而钱典托钟亦得买的过年用品,钟亦得也全部买齐了,就是为了他们在山坡上过得好,能成就女笑和钱典的今生姻缘。
这不,钟亦得和素素就来了。素素和女笑,郑婆婆高兴地翻着满袋子的新年用品,钟亦得则听着钱典说着他过年后的计划,还有如何摆脱许伟真这个麻烦。
“钱典,现在许伟真的肚子已有这么大了。说实话,那孩子肯定是你的,你还是想想该怎么办吧。她家的势力也不容小嘘。”钟亦得提醒他:“还有,这事难免不让女笑知道,你我都知道女笑的害怕,懦弱,她会接受这一切吗?”
“算了,这快过年了,就别说这令人讨厌的人了,许伟真,算什么,我不会让她出现在女笑的视线之内的。”钱典感到烦躁,揉了一个雪球,往旁边的竹林扔过去。
钟亦得也想不到更好的方法来帮助钱典和女笑成亲,就走一步看一步吧。
突然,钱典眼睛一亮:“诶,有个姑娘来了。”
“钱典你怎么还这个样子,眼睛花了还是脑袋花了?居然想到姑娘了。你这么花心,还想不想要女笑了?”钟亦得以为他无心中在开玩笑。
可钱典认真起来:“真的有个姑娘来了,还微笑着向我走来,不会是我以前在哪里认识的,现在来找我吧?可我不记得了啊。亦得,帮我挡住。

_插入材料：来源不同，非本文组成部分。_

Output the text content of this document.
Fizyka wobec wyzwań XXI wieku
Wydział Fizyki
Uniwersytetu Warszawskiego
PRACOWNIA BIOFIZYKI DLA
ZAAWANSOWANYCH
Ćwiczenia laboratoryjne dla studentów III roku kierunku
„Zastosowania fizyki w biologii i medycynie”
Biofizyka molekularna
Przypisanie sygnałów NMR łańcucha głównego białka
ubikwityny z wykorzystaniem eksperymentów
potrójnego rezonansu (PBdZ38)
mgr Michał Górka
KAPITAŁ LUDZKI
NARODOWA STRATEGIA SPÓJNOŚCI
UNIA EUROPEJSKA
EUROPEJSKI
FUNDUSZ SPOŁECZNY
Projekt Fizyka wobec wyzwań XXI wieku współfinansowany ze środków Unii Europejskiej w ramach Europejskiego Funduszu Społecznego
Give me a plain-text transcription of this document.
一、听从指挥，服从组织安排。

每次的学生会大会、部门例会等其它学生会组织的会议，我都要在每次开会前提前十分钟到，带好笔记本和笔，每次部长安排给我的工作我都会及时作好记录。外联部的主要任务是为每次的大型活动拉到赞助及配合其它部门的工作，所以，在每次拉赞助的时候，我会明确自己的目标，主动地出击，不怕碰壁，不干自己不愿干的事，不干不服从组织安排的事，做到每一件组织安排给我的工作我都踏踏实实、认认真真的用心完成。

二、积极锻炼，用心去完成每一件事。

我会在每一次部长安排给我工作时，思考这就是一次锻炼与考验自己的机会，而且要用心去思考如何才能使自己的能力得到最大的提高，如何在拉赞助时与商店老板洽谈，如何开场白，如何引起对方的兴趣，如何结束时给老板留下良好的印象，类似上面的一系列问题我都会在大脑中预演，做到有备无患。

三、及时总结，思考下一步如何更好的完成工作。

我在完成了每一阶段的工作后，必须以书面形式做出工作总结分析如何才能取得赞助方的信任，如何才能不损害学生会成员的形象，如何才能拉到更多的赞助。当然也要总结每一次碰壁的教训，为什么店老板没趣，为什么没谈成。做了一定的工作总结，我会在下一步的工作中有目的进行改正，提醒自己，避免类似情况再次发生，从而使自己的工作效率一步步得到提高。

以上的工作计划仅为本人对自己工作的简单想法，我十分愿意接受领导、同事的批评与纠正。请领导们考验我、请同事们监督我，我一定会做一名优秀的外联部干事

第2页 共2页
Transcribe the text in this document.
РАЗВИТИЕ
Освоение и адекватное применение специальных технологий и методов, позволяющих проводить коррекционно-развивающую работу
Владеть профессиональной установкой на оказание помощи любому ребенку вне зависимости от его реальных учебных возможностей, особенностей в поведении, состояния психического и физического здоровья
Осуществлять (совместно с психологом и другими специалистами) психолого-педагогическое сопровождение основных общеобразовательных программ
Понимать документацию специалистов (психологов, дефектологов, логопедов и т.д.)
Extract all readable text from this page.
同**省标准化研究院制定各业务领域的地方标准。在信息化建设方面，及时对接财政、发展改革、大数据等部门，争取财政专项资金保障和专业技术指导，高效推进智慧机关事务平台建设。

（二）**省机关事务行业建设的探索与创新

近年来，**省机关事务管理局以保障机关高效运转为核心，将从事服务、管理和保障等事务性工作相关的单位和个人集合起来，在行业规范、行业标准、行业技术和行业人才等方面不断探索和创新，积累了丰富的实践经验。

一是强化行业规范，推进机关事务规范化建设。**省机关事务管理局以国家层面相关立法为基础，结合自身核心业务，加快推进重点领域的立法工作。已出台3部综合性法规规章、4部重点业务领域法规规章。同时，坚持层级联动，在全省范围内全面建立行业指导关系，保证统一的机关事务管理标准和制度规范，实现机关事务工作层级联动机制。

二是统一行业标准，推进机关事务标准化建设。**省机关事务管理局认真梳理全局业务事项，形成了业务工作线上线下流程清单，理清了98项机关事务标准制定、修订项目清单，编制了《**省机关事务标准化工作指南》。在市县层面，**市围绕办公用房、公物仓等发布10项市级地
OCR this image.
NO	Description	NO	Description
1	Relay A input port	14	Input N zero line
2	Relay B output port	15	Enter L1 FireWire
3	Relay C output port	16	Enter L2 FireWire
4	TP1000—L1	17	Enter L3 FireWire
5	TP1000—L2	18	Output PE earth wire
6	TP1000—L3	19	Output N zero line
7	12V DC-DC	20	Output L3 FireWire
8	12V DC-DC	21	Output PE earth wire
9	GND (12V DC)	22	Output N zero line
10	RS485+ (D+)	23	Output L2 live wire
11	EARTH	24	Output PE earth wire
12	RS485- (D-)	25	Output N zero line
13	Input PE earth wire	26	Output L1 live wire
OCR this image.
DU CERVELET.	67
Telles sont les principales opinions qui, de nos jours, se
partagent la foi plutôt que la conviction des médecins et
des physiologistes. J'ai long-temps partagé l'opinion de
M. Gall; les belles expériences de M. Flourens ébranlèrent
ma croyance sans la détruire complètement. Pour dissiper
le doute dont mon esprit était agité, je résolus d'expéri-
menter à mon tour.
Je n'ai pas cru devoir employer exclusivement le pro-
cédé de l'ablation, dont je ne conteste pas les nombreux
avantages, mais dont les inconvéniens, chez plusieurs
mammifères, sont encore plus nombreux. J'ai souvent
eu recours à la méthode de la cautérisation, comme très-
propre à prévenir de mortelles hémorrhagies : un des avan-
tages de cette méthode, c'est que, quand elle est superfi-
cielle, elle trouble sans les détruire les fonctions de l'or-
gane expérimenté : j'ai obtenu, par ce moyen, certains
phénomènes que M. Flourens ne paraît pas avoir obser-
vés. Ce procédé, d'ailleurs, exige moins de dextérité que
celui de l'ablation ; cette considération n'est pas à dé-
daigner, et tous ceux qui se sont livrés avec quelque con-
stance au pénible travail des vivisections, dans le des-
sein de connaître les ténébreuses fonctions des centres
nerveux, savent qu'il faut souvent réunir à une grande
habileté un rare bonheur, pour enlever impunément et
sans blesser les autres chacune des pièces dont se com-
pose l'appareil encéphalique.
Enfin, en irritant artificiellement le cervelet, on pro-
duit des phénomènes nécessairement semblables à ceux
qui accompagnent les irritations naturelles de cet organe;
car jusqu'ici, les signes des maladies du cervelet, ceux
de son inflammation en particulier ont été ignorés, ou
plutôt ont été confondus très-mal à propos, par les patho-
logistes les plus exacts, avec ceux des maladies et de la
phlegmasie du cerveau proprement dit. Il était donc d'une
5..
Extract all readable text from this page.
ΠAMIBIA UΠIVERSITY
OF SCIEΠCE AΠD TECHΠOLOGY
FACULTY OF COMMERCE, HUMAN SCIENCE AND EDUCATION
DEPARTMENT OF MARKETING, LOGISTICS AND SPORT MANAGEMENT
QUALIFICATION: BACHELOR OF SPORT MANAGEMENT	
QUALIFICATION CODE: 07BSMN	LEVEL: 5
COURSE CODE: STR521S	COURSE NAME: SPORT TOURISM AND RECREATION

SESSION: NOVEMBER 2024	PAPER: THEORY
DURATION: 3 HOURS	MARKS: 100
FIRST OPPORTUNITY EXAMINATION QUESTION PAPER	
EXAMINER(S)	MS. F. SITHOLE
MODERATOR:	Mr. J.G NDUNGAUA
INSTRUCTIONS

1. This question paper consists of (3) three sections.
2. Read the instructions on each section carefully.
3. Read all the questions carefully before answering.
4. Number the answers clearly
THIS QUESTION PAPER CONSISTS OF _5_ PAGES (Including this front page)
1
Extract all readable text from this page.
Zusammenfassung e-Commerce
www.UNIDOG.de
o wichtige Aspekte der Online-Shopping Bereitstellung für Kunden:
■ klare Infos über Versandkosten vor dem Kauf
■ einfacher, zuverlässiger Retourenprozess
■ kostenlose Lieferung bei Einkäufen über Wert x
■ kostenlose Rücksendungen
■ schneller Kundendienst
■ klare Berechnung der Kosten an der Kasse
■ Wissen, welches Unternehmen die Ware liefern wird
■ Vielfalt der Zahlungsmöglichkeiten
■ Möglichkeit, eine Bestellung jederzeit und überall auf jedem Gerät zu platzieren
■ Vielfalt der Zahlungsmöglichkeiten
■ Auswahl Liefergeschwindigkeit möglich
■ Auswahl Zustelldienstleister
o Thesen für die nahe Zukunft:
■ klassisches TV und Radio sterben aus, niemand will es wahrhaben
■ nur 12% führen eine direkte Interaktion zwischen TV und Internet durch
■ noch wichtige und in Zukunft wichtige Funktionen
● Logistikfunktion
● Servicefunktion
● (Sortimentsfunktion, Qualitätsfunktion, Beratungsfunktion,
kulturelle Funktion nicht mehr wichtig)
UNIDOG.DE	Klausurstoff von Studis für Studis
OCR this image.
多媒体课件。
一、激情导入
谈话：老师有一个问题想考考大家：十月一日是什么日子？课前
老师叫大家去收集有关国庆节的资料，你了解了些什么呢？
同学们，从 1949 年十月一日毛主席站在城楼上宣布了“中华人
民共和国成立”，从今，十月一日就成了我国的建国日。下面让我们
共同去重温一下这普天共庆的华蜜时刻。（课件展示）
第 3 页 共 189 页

”
钱典将钟亦得推到前面,钟亦得烦着:“你大白天见鬼啦?”
转头一看,钟亦得吓着了,把钱典推到前面,说:“帮我挡住她,我会尽全力助你和女笑白头偕老。”
“没弄错吧?难道是来找你的?你这不会逗女孩子开心的嘴,也只有素素这样不识货的丫头会看中你。那位姑娘千万别来找我,坏我的好事啊。”钱典双手合十,在求菩萨呢。
两人互相推搡着往后退,可那位姑娘已靠近,不是别人,就是张倩。
此时钟亦得和钱典已退回到屋里了,张倩也进来了。
对于这样一位穿着素雅,彬彬有礼,微笑淡然,却不请自来的姑娘,这一屋子人有些不自在。尤其是钟亦得,连认都不敢认。
张倩没有责怪,而是自我介绍:“大家好,我叫张倩,从京城返回家乡鄱阳县。我是钟亦得的童年朋友。还望没有惊吓住各位。”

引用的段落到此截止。